Alternatively, they either want to pull some gotcha bullshitshit because they feel they need that edge or they are just whinging about a non issue due to boredom.
It's very simple, if you believe something should give one of your models cover I will give you a piece of chipboard cut to the same scale versus your height IRL. Then we'll take it outside the LGS where I'll give your opponent a bucket of wrenches to throw at you while you protect yourself with your "cover". If you're still standing after he's done your model gets cover.

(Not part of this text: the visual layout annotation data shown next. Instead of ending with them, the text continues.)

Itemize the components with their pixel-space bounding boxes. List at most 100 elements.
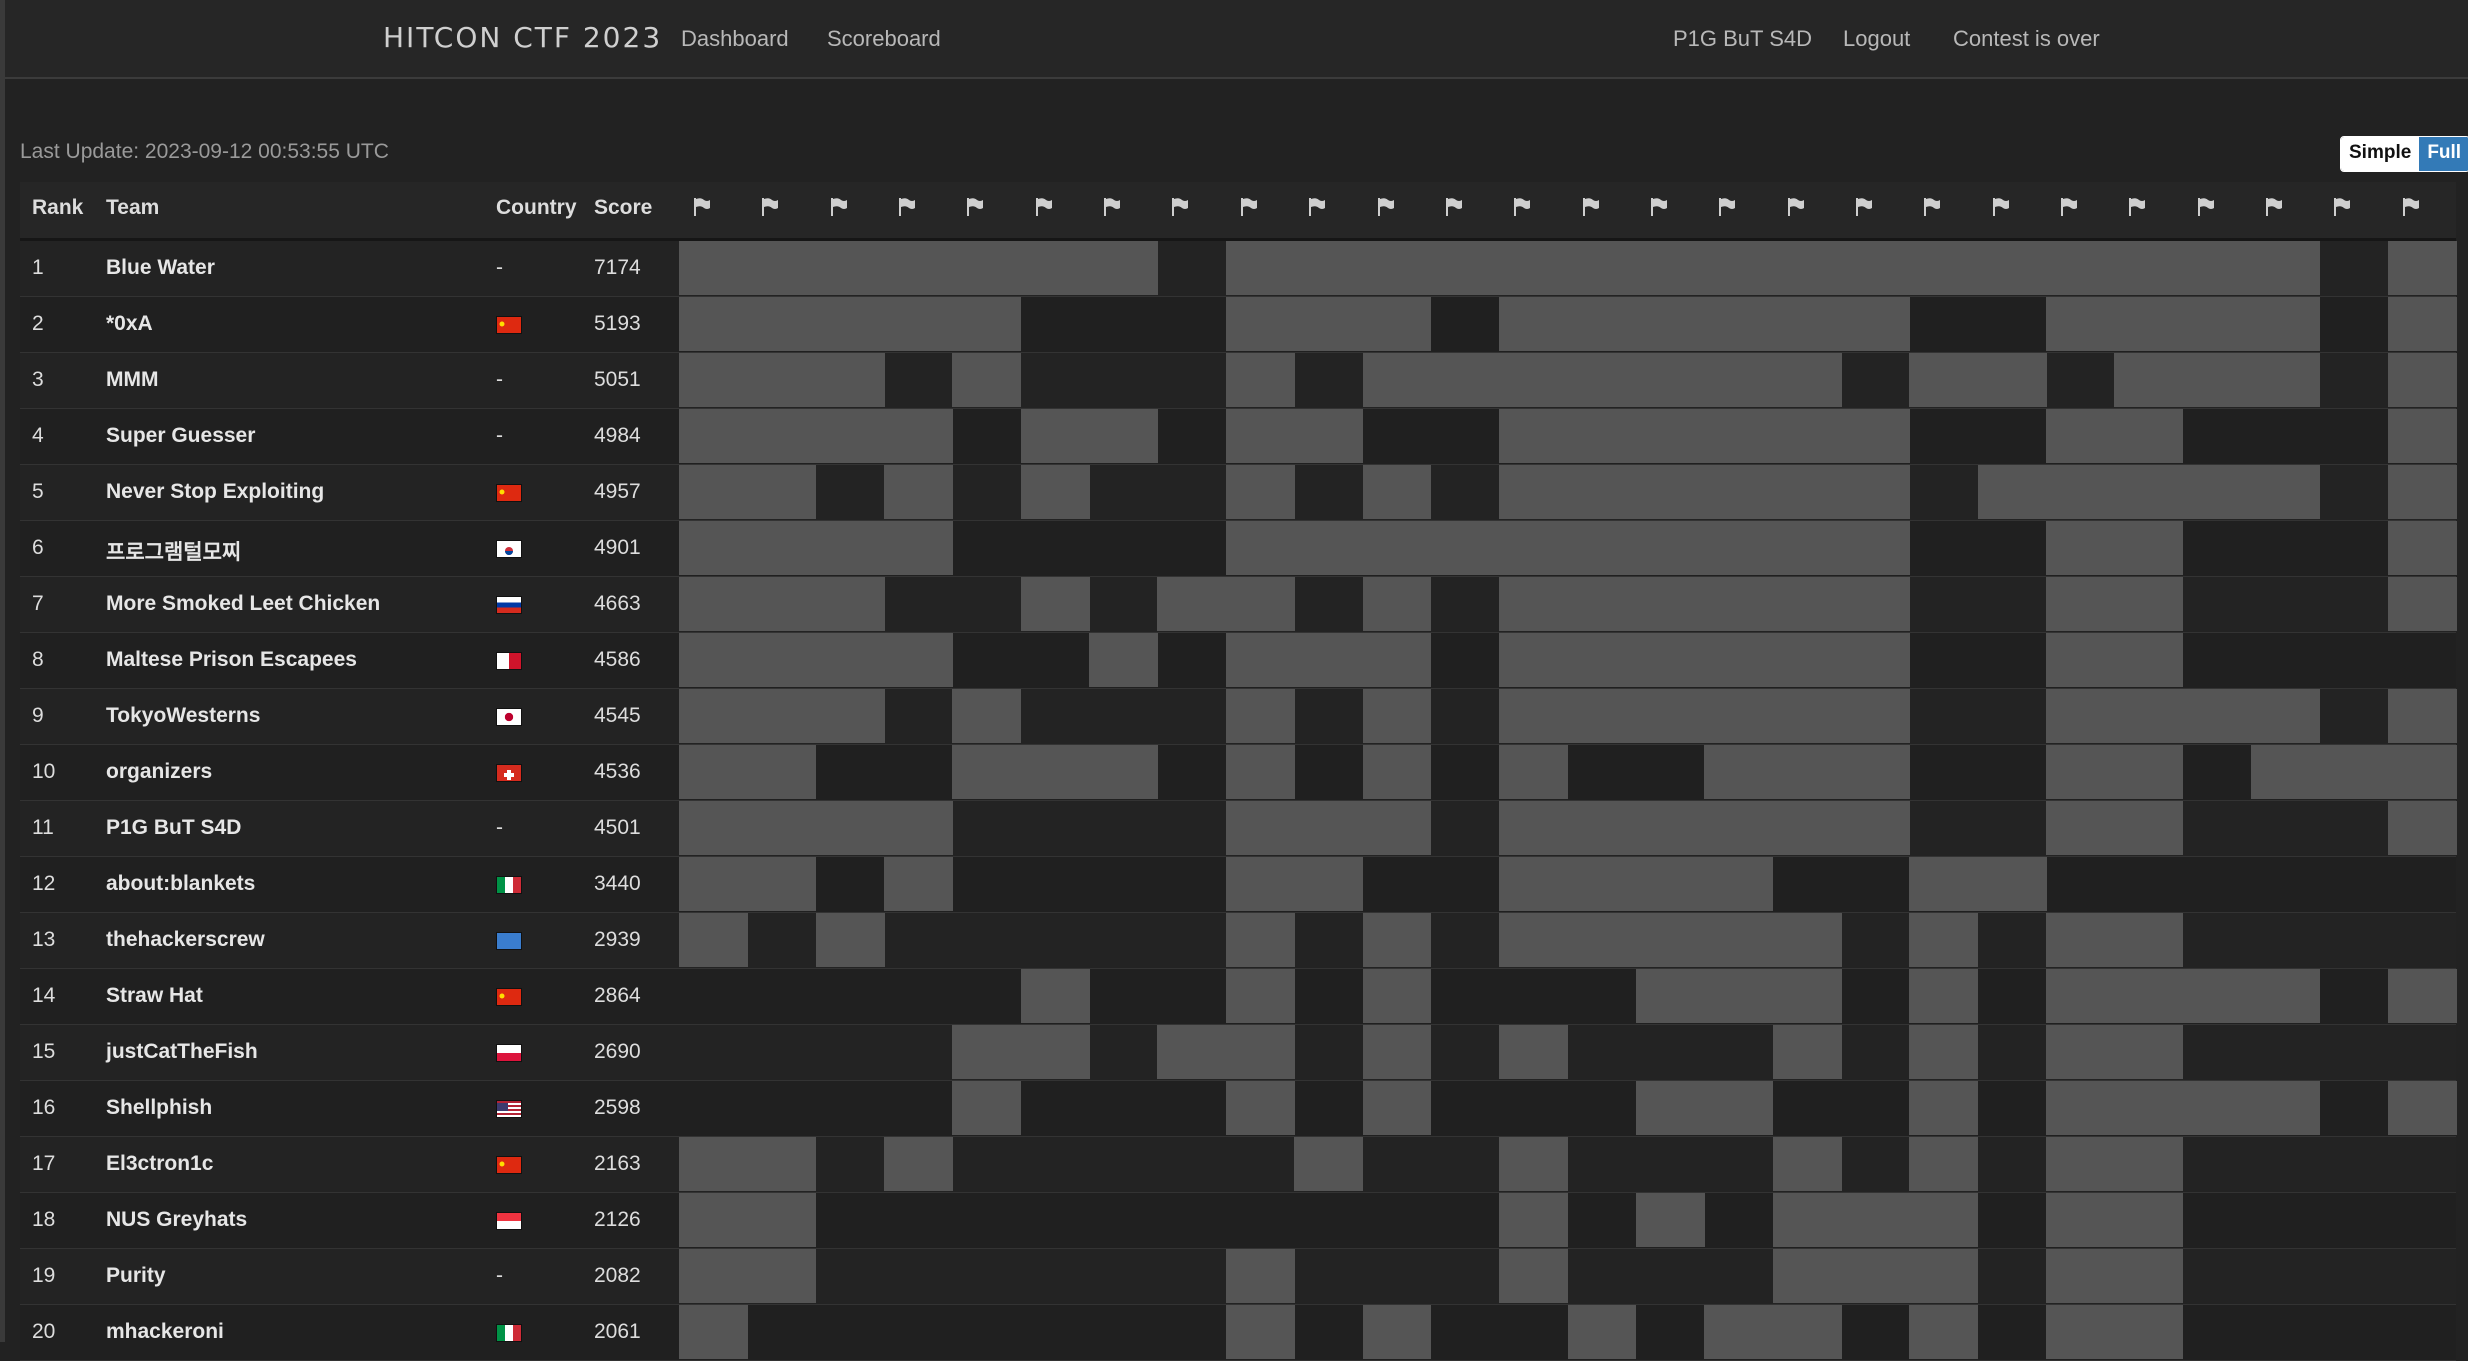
team-name-link[interactable]: Shellphish [106,1096,212,1120]
challenge-flag-icon[interactable] [1786,196,1806,218]
solved-cell [1157,577,1227,631]
challenge-flag-icon[interactable] [1239,196,1259,218]
challenge-flag-icon[interactable] [1717,196,1737,218]
challenge-flag-icon[interactable] [2127,196,2147,218]
solved-cell [884,521,953,575]
solved-cell [1225,745,1295,799]
country-cell [496,1096,536,1118]
solved-cell [2251,297,2320,351]
challenge-flag-icon[interactable] [2264,196,2284,218]
solved-cell [1225,465,1295,519]
team-name-link[interactable]: Straw Hat [106,984,203,1008]
nav-scoreboard-link[interactable]: Scoreboard [827,26,941,52]
score-cell: 5193 [594,312,641,335]
solved-cell [1567,913,1637,967]
full-view-button[interactable]: Full [2419,137,2468,171]
challenge-flag-icon[interactable] [1991,196,2011,218]
nav-dashboard-link[interactable]: Dashboard [681,26,789,52]
solved-cell [815,521,885,575]
solved-cell [1635,1193,1705,1247]
challenge-flag-icon[interactable] [1512,196,1532,218]
country-flag-icon [496,596,522,614]
solved-cell [1020,465,1090,519]
score-cell: 4545 [594,704,641,727]
challenge-flag-icon[interactable] [1649,196,1669,218]
rank-cell: 10 [32,760,56,783]
solved-cell [1362,353,1432,407]
solved-cell [1362,1081,1432,1135]
team-name-link[interactable]: El3ctron1c [106,1152,213,1176]
solved-cell [2046,297,2115,351]
country-cell [496,760,536,782]
challenge-flag-icon[interactable] [692,196,712,218]
table-row: 9 TokyoWesterns 4545 [20,689,2457,745]
solved-cell [1704,1305,1774,1359]
solved-cell [679,689,748,743]
solved-cell [679,1137,748,1191]
challenge-flag-icon[interactable] [965,196,985,218]
score-cell: 2864 [594,984,641,1007]
team-name-link[interactable]: mhackeroni [106,1320,224,1344]
challenge-flag-icon[interactable] [2059,196,2079,218]
team-name-link[interactable]: Purity [106,1264,166,1288]
solves-track [679,409,2457,463]
team-name-link[interactable]: More Smoked Leet Chicken [106,592,380,616]
solves-track [679,689,2457,743]
table-row: 17 El3ctron1c 2163 [20,1137,2456,1193]
solved-cell [1840,465,1910,519]
challenge-flag-icon[interactable] [1444,196,1464,218]
solved-cell [679,745,748,799]
challenge-flag-icon[interactable] [1034,196,1054,218]
nav-team-link[interactable]: P1G BuT S4D [1673,26,1812,52]
simple-view-button[interactable]: Simple [2341,137,2420,171]
challenge-flag-icon[interactable] [2332,196,2352,218]
solved-cell [679,801,748,855]
challenge-flag-icon[interactable] [897,196,917,218]
team-name-link[interactable]: *0xA [106,312,153,336]
challenge-flag-icon[interactable] [1854,196,1874,218]
nav-logout-link[interactable]: Logout [1843,26,1910,52]
team-name-link[interactable]: thehackerscrew [106,928,265,952]
solved-cell [1704,297,1774,351]
solved-cell [2251,969,2320,1023]
rank-cell: 11 [32,816,54,839]
challenge-flag-icon[interactable] [2196,196,2216,218]
country-flag-icon [496,540,522,558]
table-row: 11 P1G BuT S4D - 4501 [20,801,2457,857]
solved-cell [815,241,885,295]
solved-cell [1772,577,1842,631]
challenge-flag-icon[interactable] [829,196,849,218]
solved-cell [1704,577,1774,631]
team-name-link[interactable]: P1G BuT S4D [106,816,241,840]
challenge-flag-icon[interactable] [760,196,780,218]
team-name-link[interactable]: organizers [106,760,212,784]
table-row: 15 justCatTheFish 2690 [20,1025,2456,1081]
challenge-flag-icon[interactable] [1102,196,1122,218]
challenge-flag-icon[interactable] [1170,196,1190,218]
challenge-flag-icon[interactable] [1922,196,1942,218]
solved-cell [679,1193,748,1247]
team-name-link[interactable]: MMM [106,368,158,392]
country-cell [496,928,536,950]
score-cell: 4501 [594,816,641,839]
team-name-link[interactable]: 프로그램털모찌 [106,536,241,566]
team-name-link[interactable]: justCatTheFish [106,1040,258,1064]
team-name-link[interactable]: Super Guesser [106,424,255,448]
challenge-flag-icon[interactable] [1307,196,1327,218]
team-name-link[interactable]: Blue Water [106,256,215,280]
team-name-link[interactable]: TokyoWesterns [106,704,260,728]
brand-title[interactable]: HITCON CTF 2023 [383,21,662,54]
challenge-flag-icon[interactable] [1376,196,1396,218]
team-name-link[interactable]: Never Stop Exploiting [106,480,324,504]
team-name-link[interactable]: about:blankets [106,872,255,896]
solved-cell [1772,969,1842,1023]
country-flag-icon [496,1212,522,1230]
solved-cell [1704,521,1774,575]
team-name-link[interactable]: Maltese Prison Escapees [106,648,357,672]
solved-cell [1704,969,1774,1023]
team-name-link[interactable]: NUS Greyhats [106,1208,247,1232]
solved-cell [1362,1305,1432,1359]
challenge-flag-icon[interactable] [1581,196,1601,218]
challenge-flag-icon[interactable] [2401,196,2421,218]
rank-cell: 17 [32,1152,56,1175]
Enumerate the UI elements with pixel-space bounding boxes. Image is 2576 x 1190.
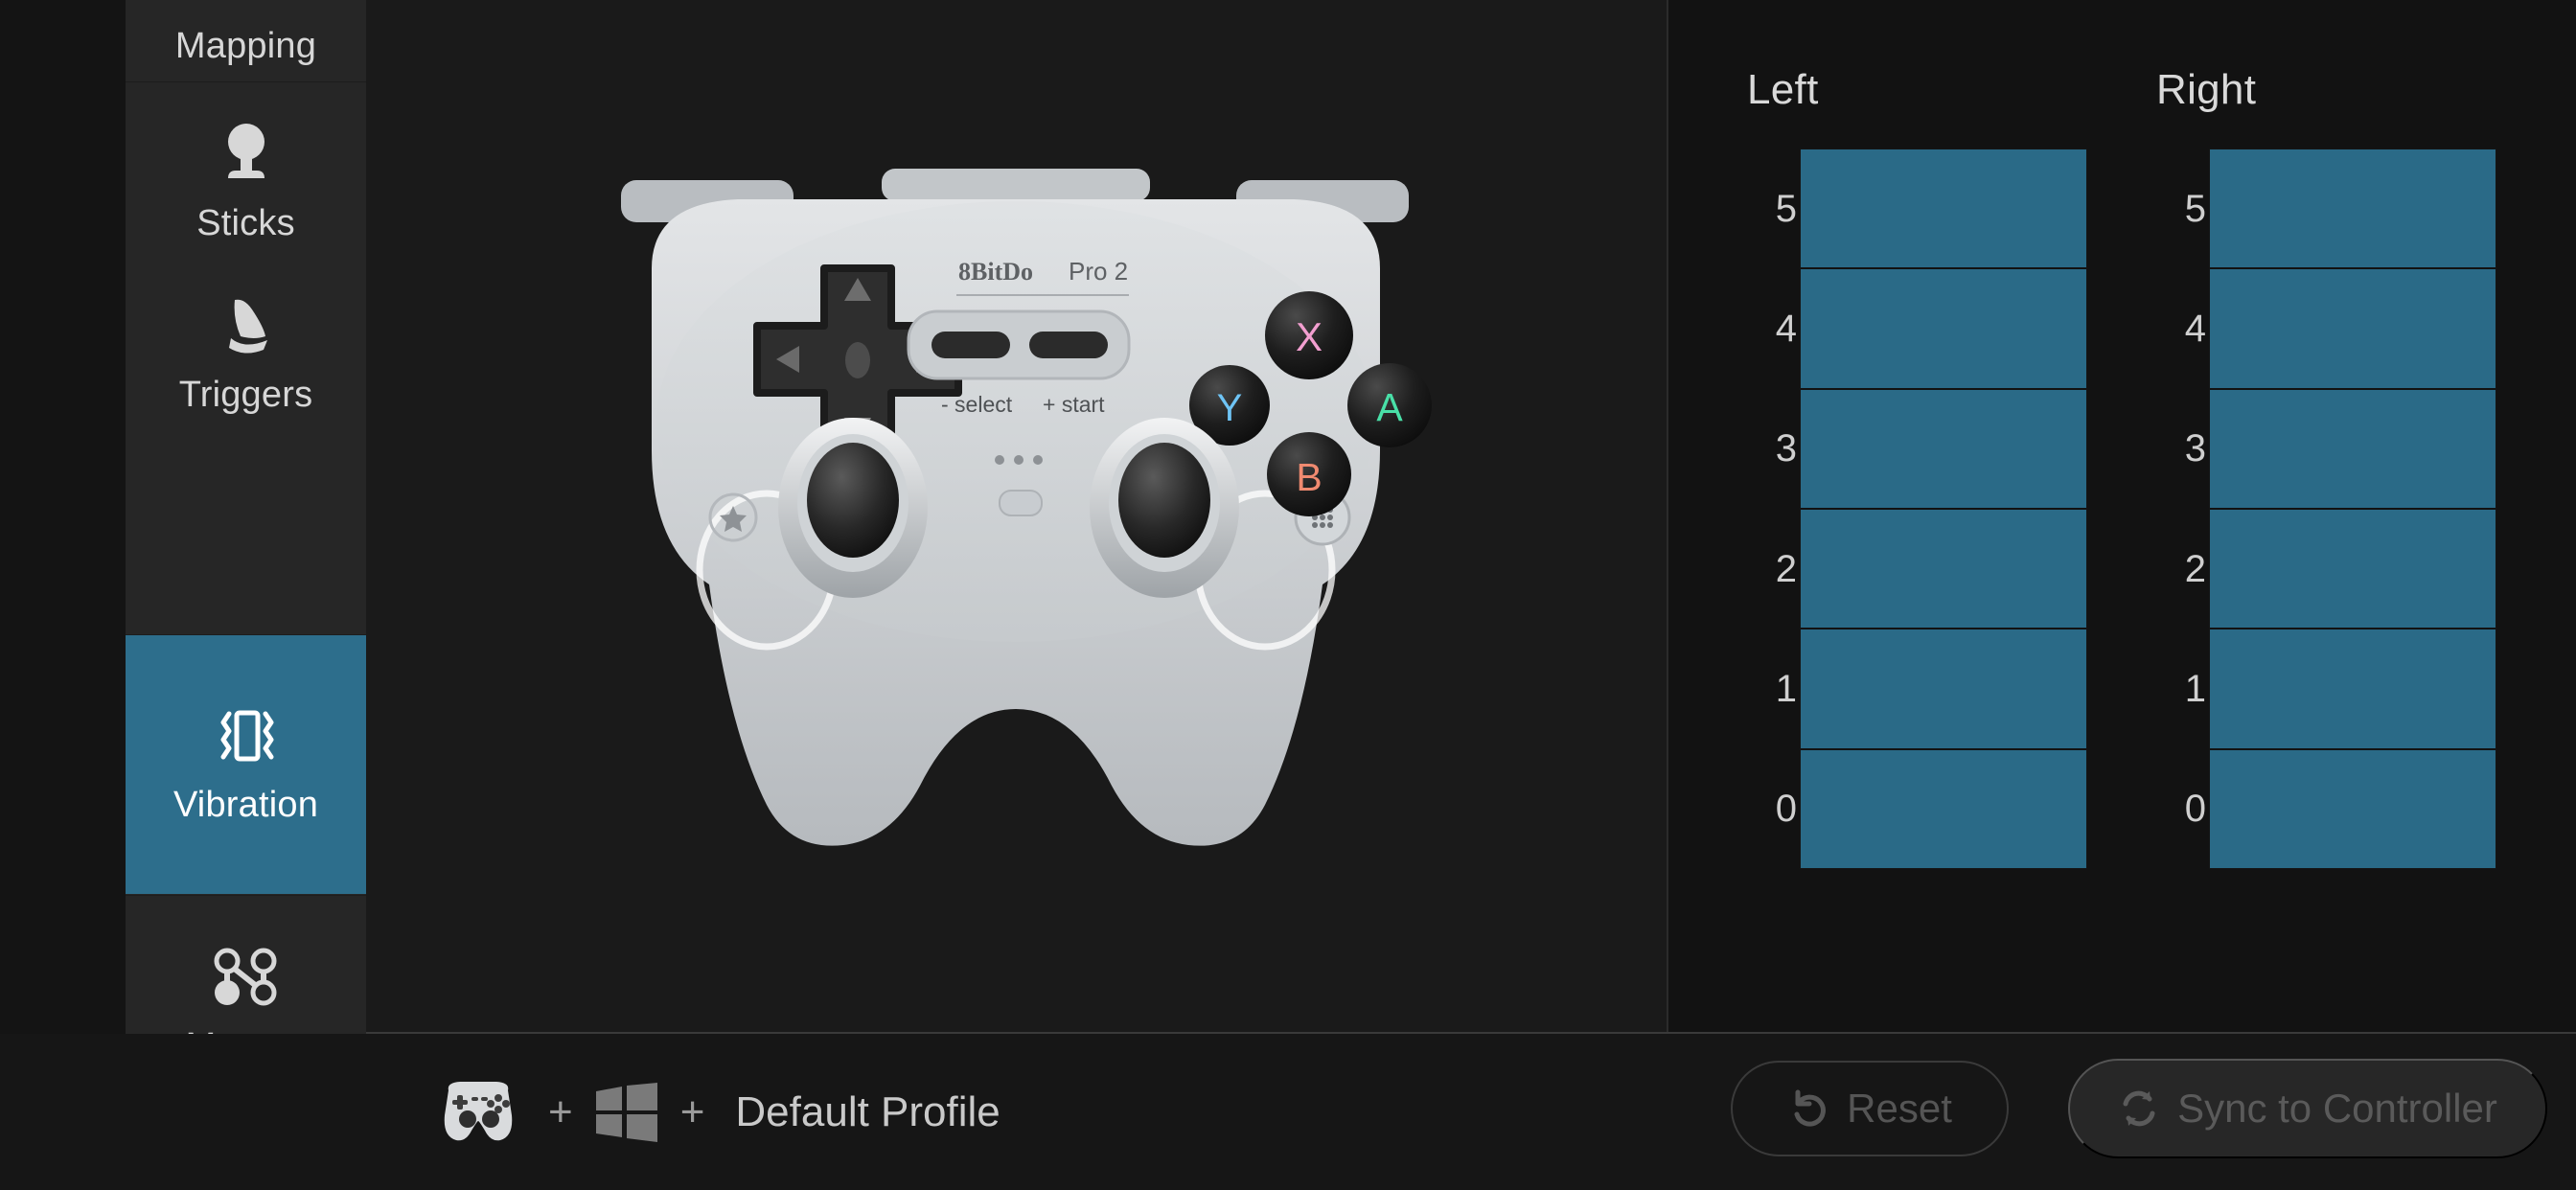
vibration-right-scale: 5 4 3 2 1 0 (2149, 149, 2206, 869)
scale-tick: 3 (1775, 427, 1797, 470)
scale-tick: 2 (1775, 547, 1797, 590)
bottom-actions: Reset Sync to Controller (1731, 1059, 2547, 1158)
vibration-level-cell[interactable] (1801, 149, 2086, 270)
vibration-icon (210, 706, 283, 766)
vibration-left-title: Left (1747, 66, 1819, 113)
controller-brand: 8BitDo (958, 258, 1033, 286)
vibration-level-cell[interactable] (1801, 749, 2086, 868)
vibration-level-cell[interactable] (1801, 389, 2086, 510)
sidebar-item-vibration[interactable]: Vibration (126, 635, 366, 894)
joystick-icon (217, 123, 276, 184)
controller-image[interactable]: 8BitDo Pro 2 - select + start X Y A B (479, 134, 1552, 881)
scale-tick: 0 (1775, 788, 1797, 831)
undo-icon (1787, 1087, 1829, 1130)
profile-breadcrumb[interactable]: + + Default Profile (431, 1068, 1000, 1156)
face-button-y-label: Y (1217, 387, 1243, 429)
scale-tick: 4 (1775, 307, 1797, 350)
windows-icon (595, 1083, 657, 1142)
scale-tick: 3 (2184, 427, 2206, 470)
reset-button[interactable]: Reset (1731, 1061, 2009, 1156)
sync-button-label: Sync to Controller (2177, 1086, 2497, 1131)
vibration-level-cell[interactable] (1801, 629, 2086, 750)
vibration-right-title: Right (2156, 66, 2257, 113)
controller-start-label: + start (1043, 392, 1105, 417)
plus-separator-2: + (679, 1088, 705, 1135)
sidebar-item-label: Vibration (172, 785, 319, 825)
sidebar: Mapping Sticks Triggers Vibration (126, 0, 366, 1190)
trigger-icon (216, 296, 277, 355)
refresh-icon (2118, 1087, 2160, 1130)
controller-model: Pro 2 (1069, 257, 1128, 286)
sidebar-item-triggers[interactable]: Triggers (126, 225, 366, 484)
controller-select-label: - select (941, 392, 1013, 417)
left-gutter (0, 0, 126, 1034)
mapping-icon (218, 0, 274, 7)
scale-tick: 4 (2184, 307, 2206, 350)
plus-separator-1: + (548, 1088, 573, 1135)
vibration-level-cell[interactable] (2210, 509, 2496, 630)
vibration-level-cell[interactable] (2210, 629, 2496, 750)
controller-illustration: 8BitDo Pro 2 - select + start X Y A B (621, 169, 1432, 846)
gamepad-icon (431, 1077, 525, 1148)
macros-icon (211, 948, 282, 1007)
sync-to-controller-button[interactable]: Sync to Controller (2068, 1059, 2547, 1158)
vibration-level-cell[interactable] (2210, 269, 2496, 390)
sidebar-item-label: Triggers (178, 375, 313, 415)
vibration-right-bar[interactable] (2209, 149, 2496, 869)
vibration-level-cell[interactable] (2210, 149, 2496, 270)
scale-tick: 1 (2184, 667, 2206, 710)
bottom-bar: + + Default Profile Reset Sync to Contro… (0, 1034, 2576, 1190)
scale-tick: 5 (1775, 187, 1797, 230)
scale-tick: 2 (2184, 547, 2206, 590)
face-button-x-label: X (1296, 314, 1322, 359)
profile-name[interactable]: Default Profile (735, 1091, 1000, 1133)
scale-tick: 5 (2184, 187, 2206, 230)
app-root: Mapping Sticks Triggers Vibration 8BitDo… (0, 0, 2576, 1190)
face-button-a-label: A (1376, 385, 1403, 429)
vibration-level-cell[interactable] (2210, 389, 2496, 510)
vibration-level-cell[interactable] (1801, 509, 2086, 630)
vibration-level-cell[interactable] (2210, 749, 2496, 868)
vibration-left-bar[interactable] (1800, 149, 2087, 869)
face-button-b-label: B (1296, 455, 1322, 499)
scale-tick: 1 (1775, 667, 1797, 710)
scale-tick: 0 (2184, 788, 2206, 831)
vibration-left-scale: 5 4 3 2 1 0 (1739, 149, 1797, 869)
reset-button-label: Reset (1847, 1086, 1952, 1131)
vibration-level-cell[interactable] (1801, 269, 2086, 390)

jumping never allowed for cover, the same as climbing. Where is the change in there? also, I've seen tables with lamps, yes, but only at interplanetario by certain companies putting their special promotional tables, or some special tables from a big club. Most tables have scatter terrain big enought so a TAG could get cover but also could move through it without problems and places where they got total cover too, but not lamps, hydrants and so. mine for example have a few pallets, but because they bring low gameplay by themselves, I use litle boxes with them, that bring special features, like boxes that usually don't give total cover, give it thanks to the extra height of the pallet, or give troopers a bit extra in LoV. I have to build some elevators (which usually arent either inside buildings) and external stairs. Those external stair usually were decoration because they were not big enough (but way bigger than lamp posts), now they will have more usefullness and interesting options at the table dessign process
This should be a separate thread, but what the hell. I am happy that CB is streamlining cover rules. I'm willing to accept exotic edge cases that may seem unrealistic just to avoid much more common dilemmas that break the flow of the game. We could have endless discussions about the mechanisms of jump-shooting: about how you need to jump high enough to actually aim your gun, that you have limited control mid-air, that your aim suffers... but do we REALLY need to address all this? Keeping it simple and accepting that once every 1000 games you'll hit a lamp post instead of a TAG is perfectly fine. This is supposed to be a game, not a simulation. Besides, if your tactics relied on 'fun' exploits like jumping 1mm over an obstacle and shooting a gun with your forehead while taking cover, then CB not catering to you is a good thing.
I really don't understand the problem with the "superjump" rule. It is almost the same as in N3 and there it works fine. Now is simplier because in fact you do "movement", so if in a fireteam you can move superjumping and the others guys stil could move. No cover while superjumping? Is not a surprise, you know before take the "superjump" so, think about it and choose if do it or not to do it. Simple. Sometimes is really hard to take meassures horizontally, not speak vertically + horizontally. So, keep it simple. In this "rule" we don't need more "complexity". Back in N2 superjump was "awful" because people don't move the figure, they only said: "I shoot from here, where nobody more can see me and where I have cover against your ARO" and asked to move the figure and place in the spot he wanted it was only a matter to prolongate the game a lot and maybe an argument, so, welcomme the simplicity here. Same if the cover can be taken now simplier... I truly never understand the necesity of that 1/3, which was more problematic than helpfull, now, if the enemy can't see your whole "half" silhouette, then you gets cover. The only "complexity" remain now is the 3x3 mm square of the "sil."
What? Do you have information about Fireteam rules changes we don´t? Does Fireteams no longer need to declare the exact same skills?